RE: Job Tracker/Name Node redundancy

2009-01-09 Thread Amar Kamat
Ryan,
>From the MR (JobTracker) side we have a failover support. 
If a large job is submitted and the JobTracker fails midway then you can start 
the JobTracker on the same host and resume
the job. Look at https://issues.apache.org/jira/browse/HADOOP-3245 for more 
details. Hope that helps.

Amar


-Original Message-
From: Ryan LeCompte [mailto:lecom...@gmail.com]
Sent: Fri 1/9/2009 12:09 PM
To: core-user@hadoop.apache.org
Subject: Job Tracker/Name Node redundancy
 
Are there any plans to build redundancy/failover support for the Job
Tracker and Name Node components in Hadoop? Let's take the current
scenario:

1) A data/cpu intensive job is submitted to a Hadoop cluster of 10 machines.
2) Half-way through the job execution, the Job Tracker or Name Node fails.
3) We bring up a new Job Tracker or Name Node manually.

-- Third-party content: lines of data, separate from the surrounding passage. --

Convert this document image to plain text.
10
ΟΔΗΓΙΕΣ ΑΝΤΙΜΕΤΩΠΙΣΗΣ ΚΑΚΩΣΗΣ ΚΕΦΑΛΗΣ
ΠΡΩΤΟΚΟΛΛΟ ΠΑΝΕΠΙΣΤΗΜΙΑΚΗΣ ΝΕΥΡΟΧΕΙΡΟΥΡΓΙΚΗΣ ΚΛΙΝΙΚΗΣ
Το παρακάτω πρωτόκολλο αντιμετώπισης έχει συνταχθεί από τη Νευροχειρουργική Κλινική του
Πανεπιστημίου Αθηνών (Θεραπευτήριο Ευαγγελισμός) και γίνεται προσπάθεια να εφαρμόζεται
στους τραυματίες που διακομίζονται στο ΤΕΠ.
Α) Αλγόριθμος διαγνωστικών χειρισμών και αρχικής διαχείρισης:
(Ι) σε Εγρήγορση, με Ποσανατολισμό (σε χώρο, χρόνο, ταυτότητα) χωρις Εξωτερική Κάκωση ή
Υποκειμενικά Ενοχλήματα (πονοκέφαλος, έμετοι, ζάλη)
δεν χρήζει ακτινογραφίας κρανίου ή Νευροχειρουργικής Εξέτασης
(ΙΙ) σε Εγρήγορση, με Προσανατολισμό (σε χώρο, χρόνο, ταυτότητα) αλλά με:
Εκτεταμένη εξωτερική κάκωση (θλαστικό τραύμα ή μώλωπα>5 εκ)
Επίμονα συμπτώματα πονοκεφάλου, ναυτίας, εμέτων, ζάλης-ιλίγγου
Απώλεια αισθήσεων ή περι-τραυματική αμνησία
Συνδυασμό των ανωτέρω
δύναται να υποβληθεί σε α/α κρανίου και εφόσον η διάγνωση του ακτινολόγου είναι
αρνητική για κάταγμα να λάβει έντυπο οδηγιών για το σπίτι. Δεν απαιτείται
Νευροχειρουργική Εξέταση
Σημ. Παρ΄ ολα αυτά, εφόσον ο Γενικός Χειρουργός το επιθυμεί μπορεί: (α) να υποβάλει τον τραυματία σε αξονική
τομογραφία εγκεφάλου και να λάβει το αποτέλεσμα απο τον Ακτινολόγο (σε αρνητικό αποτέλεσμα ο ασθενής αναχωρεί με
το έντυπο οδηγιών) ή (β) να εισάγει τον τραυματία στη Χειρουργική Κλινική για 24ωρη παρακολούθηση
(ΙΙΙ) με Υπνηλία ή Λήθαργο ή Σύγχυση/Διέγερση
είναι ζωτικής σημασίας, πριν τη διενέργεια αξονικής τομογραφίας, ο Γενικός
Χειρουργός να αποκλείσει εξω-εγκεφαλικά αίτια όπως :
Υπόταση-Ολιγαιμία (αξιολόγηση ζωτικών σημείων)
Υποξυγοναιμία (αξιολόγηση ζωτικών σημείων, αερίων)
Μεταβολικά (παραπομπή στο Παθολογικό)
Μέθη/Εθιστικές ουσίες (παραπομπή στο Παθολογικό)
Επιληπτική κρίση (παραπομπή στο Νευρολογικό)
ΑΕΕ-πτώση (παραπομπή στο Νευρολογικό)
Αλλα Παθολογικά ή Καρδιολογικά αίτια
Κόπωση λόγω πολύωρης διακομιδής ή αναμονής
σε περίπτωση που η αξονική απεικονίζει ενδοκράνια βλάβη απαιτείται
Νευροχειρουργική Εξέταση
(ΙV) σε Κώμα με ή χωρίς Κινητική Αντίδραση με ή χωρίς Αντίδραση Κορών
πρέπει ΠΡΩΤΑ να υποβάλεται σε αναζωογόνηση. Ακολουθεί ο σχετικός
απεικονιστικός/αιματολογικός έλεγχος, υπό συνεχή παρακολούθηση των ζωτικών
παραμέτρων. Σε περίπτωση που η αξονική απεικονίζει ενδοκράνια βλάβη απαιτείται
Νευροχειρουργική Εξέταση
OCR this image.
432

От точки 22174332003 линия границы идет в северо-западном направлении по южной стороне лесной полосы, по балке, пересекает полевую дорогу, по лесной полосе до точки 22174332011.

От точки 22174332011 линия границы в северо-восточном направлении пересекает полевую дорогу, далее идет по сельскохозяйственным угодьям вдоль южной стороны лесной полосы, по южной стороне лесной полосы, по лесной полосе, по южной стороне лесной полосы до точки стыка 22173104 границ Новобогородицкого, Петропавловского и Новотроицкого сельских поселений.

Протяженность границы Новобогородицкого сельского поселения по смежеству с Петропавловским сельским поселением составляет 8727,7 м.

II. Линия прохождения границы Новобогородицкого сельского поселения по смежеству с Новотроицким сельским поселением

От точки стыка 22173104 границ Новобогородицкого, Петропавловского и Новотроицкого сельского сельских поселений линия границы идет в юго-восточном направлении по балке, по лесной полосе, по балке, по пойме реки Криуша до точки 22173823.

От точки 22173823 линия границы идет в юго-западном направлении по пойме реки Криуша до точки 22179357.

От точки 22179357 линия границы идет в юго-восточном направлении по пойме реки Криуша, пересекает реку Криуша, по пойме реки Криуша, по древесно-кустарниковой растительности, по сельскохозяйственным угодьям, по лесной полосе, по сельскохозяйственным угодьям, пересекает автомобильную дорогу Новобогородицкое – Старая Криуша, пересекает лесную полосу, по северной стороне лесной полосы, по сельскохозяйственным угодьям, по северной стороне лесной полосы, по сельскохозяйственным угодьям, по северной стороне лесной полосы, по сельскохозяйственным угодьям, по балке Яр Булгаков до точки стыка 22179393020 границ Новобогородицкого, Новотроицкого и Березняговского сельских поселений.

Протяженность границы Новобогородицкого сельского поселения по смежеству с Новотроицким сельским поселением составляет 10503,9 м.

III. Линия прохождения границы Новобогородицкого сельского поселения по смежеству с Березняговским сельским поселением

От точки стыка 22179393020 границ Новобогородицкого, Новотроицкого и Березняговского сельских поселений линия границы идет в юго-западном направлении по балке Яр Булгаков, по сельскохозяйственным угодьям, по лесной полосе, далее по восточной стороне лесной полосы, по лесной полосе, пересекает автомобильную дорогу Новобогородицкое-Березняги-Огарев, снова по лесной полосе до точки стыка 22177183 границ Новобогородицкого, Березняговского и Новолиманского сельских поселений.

-- Will the individual task trackers / data nodes "reconnect" to the
new masters? Or will the job have to be resubmitted? If we had
failover support, we could setup essentially 3 Job Tracker masters and
3 NameNode masters so that if one dies the other would gracefully take
over and start handling results from the children nodes.

Thanks!

Ryan



Re: Job Tracker/Name Node redundancy

2009-01-09 Thread Jeff Hammerbacher
Hey Ryan,

Some specific JIRA tickets that will help narrow your search:

JT: https://issues.apache.org/jira/browse/HADOOP-4586
NN: https://issues.apache.org/jira/browse/HADOOP-4539

Would love to hear your thoughts there!

Regards,
Jeff

On Fri, Jan 9, 2009 at 12:36 PM, Otis Gospodnetic <
otis_gospodne...@yahoo.com> wrote:

> Yes, there is a JIRA issue for a redundant JobTracker already.
> The NN redundancy scenario is mentioned on the Wiki (look for
> SecondaryNameNode).
>
> Otis
>
>  --
> Sematext -- http://sematext.com/ -- Lucene - Solr - Nutch
>
>
>
> - Original Message 
> > From: Ryan LeCompte 
> > To: "core-user@hadoop.apache.org" 
> > Sent: Friday, January 9, 2009 3:09:13 PM
> > Subject: Job Tracker/Name Node redundancy
> >
> > Are there any plans to build redundancy/failover support for the Job
> > Tracker and Name Node components in Hadoop? Let's take the current
> > scenario:
> >
> > 1) A data/cpu intensive job is submitted to a Hadoop cluster of 10
> machines.
> > 2) Half-way through the job execution, the Job Tracker or Name Node
> fails.
> > 3) We bring up a new Job Tracker or Name Node manually.
> >
> > -- Will the individual task trackers / data nodes "reconnect" to the
> > new masters? Or will the job have to be resubmitted? If we had
> > failover support, we could setup essentially 3 Job Tracker masters and
> > 3 NameNode masters so that if one dies the other would gracefully take
> > over and start handling results from the children nodes.
> >
> > Thanks!
> >
> > Ryan
>
>


Re: Job Tracker/Name Node redundancy

2009-01-09 Thread Otis Gospodnetic
Yes, there is a JIRA issue for a redundant JobTracker already.
The NN redundancy scenario is mentioned on the Wiki (look for 
SecondaryNameNode).

Otis

 --
Sematext -- http://sematext.com/ -- Lucene - Solr - Nutch



- Original Message 
> From: Ryan LeCompte 
> To: "core-user@hadoop.apache.org" 
> Sent: Friday, January 9, 2009 3:09:13 PM
> Subject: Job Tracker/Name Node redundancy
> 
> Are there any plans to build redundancy/failover support for the Job
> Tracker and Name Node components in Hadoop? Let's take the current
> scenario:
> 
> 1) A data/cpu intensive job is submitted to a Hadoop cluster of 10 machines.
> 2) Half-way through the job execution, the Job Tracker or Name Node fails.
> 3) We bring up a new Job Tracker or Name Node manually.
> 
> -- Will the individual task trackers / data nodes "reconnect" to the
> new masters? Or will the job have to be resubmitted? If we had
> failover support, we could setup essentially 3 Job Tracker masters and
> 3 NameNode masters so that if one dies the other would gracefully take
> over and start handling results from the children nodes.
> 
> Thanks!
> 
> Ryan